Afghanistan
Dans la prison des femmes de Kaboul
(Photo : Paulina Zidi)
De notre correspondante à Kaboul
Nulle présence armée, c’est ce qui frappe en tout premier lieu le visiteur qui pénètre dans cette prison. Si deux hommes surveillent l’entrée, Kalachnikov pointée, à l’intérieur il n’y a que des femmes, sans uniformes et surtout sans armes. La jeune Gulalai qui nous accueille a tout juste 24 ans. Mais cela fait presque quatre ans qu’elle travaille ici. Elle fait partie des douze gardiennes chargées de gérer cette prison un peu particulière. Pas d’ordre, pas de violence, ici les rapports sont avant tout chaleureux. «Quand une nouvelle femme arrive dans la prison, nous raconte Gulalai pour tenter d’expliquer les liens qui unissent les pensionnaires, on lui raconte notre vie pendant longtemps, puis elle nous raconte la sienne et nous explique elle même comment elle est arrivée là. Ça installe tout de suite un rapport de confiance.»
En ce jour de notre visite, elles sont douze à attendre de passer en jugement. C’est la première étape de l’accusation qui dure environ trois semaines jusqu’à la liberté, si aucune charge n’est retenue, où, dans le cas contraire, le transfert dans la toute nouvelle prison de femmes, celle de Pol-è-Charhi, à la périphérie de Kaboul. Quatre mois plus tôt, les femmes auraient purgé toute leur peine de détention dans ce même pénitencier. Mais, devant leur surnombre, les autorités ont décidé d’aménager un quartier à leur intention dans la plus grande prison du pays. Juste avant le transfert, la prison du commissariat central accueillait jusqu’à 150 femmes pour une capacité de 100 lits. Les détenues sont le plus souvent accompagnées de leurs enfants, comme c’est encore le cas aujourd’hui. «Souvent la famille ne peut pas ou ne veut pas s’occuper des enfants le temps que la mère reste en prison, nous explique Gulalai. Donc ils sont obligés de rester là avec nous, parfois jusqu’à l’âge de 8 ans. On fait tout pour que les plus grands aillent quand même à l’école.»
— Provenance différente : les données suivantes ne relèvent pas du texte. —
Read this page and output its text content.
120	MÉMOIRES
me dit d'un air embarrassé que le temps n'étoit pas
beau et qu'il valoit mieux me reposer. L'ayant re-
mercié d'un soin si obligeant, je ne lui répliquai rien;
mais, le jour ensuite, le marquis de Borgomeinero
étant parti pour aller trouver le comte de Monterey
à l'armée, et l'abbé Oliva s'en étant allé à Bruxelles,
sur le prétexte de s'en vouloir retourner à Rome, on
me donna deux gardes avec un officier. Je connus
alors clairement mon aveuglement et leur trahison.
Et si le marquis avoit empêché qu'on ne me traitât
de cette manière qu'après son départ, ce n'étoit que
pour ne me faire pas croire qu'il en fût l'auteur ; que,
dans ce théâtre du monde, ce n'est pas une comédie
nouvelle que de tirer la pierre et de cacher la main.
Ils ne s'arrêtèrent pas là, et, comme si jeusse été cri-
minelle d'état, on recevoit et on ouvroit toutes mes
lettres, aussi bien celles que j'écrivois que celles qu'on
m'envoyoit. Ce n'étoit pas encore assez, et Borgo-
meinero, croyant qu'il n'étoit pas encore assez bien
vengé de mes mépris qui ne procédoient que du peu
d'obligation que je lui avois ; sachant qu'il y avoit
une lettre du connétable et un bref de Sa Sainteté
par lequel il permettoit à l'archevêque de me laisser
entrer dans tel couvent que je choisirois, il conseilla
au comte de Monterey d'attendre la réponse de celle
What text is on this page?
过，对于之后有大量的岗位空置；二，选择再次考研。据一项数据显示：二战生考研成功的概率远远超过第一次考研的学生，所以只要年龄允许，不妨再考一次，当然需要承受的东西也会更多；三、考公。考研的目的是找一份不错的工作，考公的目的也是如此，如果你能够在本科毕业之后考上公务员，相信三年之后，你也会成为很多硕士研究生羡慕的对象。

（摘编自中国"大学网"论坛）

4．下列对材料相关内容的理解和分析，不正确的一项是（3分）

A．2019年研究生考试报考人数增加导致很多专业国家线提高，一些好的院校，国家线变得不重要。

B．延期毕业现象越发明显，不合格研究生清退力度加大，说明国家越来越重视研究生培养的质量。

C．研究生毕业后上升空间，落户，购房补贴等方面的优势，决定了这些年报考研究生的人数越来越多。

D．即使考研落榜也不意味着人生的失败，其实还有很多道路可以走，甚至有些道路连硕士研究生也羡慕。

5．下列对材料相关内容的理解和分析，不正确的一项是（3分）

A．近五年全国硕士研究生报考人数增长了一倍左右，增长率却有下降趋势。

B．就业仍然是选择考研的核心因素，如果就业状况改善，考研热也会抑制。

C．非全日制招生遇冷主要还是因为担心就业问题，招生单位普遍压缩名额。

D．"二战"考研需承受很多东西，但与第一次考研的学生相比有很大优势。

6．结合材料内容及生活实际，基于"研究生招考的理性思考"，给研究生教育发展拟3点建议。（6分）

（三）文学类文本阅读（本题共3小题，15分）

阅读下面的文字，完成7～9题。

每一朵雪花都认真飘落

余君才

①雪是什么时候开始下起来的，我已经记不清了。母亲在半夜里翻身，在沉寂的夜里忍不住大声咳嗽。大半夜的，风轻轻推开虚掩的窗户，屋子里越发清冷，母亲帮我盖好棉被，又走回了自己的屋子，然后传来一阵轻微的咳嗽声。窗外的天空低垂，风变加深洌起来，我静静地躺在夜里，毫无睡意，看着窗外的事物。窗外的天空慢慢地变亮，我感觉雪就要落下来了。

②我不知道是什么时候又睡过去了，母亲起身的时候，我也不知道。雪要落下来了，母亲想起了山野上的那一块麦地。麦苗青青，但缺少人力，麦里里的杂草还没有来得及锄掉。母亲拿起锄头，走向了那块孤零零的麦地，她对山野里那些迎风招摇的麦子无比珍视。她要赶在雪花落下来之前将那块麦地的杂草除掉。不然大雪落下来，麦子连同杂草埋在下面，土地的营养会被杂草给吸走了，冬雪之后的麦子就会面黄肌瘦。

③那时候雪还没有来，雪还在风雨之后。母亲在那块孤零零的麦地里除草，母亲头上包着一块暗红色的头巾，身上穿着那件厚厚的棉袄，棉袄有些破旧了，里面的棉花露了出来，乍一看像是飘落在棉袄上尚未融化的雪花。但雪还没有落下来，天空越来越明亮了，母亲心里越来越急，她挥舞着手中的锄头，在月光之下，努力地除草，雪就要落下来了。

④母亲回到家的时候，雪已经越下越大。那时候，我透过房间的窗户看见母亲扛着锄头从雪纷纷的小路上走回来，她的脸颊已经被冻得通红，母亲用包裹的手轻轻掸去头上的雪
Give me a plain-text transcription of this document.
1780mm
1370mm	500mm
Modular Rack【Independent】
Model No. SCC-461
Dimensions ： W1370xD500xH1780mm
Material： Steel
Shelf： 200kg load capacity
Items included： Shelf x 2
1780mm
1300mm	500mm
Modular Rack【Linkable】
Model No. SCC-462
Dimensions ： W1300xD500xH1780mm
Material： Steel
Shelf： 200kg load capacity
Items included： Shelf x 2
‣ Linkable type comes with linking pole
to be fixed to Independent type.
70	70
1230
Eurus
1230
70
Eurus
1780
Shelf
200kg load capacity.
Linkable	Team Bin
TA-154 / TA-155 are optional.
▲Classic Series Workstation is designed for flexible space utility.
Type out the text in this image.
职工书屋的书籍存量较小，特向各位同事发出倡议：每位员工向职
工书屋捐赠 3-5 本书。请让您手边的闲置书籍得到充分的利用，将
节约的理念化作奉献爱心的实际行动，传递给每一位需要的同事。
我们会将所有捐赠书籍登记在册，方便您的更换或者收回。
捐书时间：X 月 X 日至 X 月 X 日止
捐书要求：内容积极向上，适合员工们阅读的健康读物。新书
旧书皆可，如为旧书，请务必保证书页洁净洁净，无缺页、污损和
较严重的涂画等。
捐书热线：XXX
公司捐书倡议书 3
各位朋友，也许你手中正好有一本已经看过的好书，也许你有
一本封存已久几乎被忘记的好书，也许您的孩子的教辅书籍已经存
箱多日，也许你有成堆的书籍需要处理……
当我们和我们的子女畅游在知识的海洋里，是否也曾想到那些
Solidarité, sécurité, mais aussi...déshonneur
Ce lieu de détention cache tellement sa vocation que l’on en oublierait presque qu’il reste une prison. Pourtant, malgré son atmosphère presque accueillante, les femmes supportent difficilement la privation de liberté. Pour Shanaze, c’est un déshonneur de se retrouver ici, d’autant plus qu’avec sa belle-fille, Mariam, elles ne comprennent pas ce qui a bien pu les conduire ici. Elle nous raconte alors une histoire compliquée : les deux femmes auraient été arrêtées à Mazar-i-Sharif dans le nord du pays dans la maison d’un criminel. «Nous n’étions là-bas que pour visiter cette maison, elle était normalement à louer et je cherchais un logement, raconte très nerveusement Shanaze. Les policiers nous sont tombés dessus sans ménagement. Avant de continuer des sanglots dans la voix : ma belle fille a même perdu son bébé, elle était enceinte de cinq mois et maintenant il est mort. Je me sens moi-aussi morte depuis qu’ils m’ont mise ici.»
Nous apprendrons plus tard que la belle fille de Shanaze a effectivement fait une fausse-couche, la nuit précédent notre visite. Quand nous arrivons à sa cellule, elle est d’ailleurs allongée, affaiblie, dans son lit. Sa belle mère la recouvre d’une couverture pour que nous ne puissions la voir. Elles sont quatre à partager la cellule de Shanaze, depuis la transformation de leur prison en maison d’arrêt les détenues ont été regroupées dans quelques cellules d’un même secteur. Un long couloir les relie donc entre elles et conduit jusqu’à la cour de la prison où elles peuvent circuler librement.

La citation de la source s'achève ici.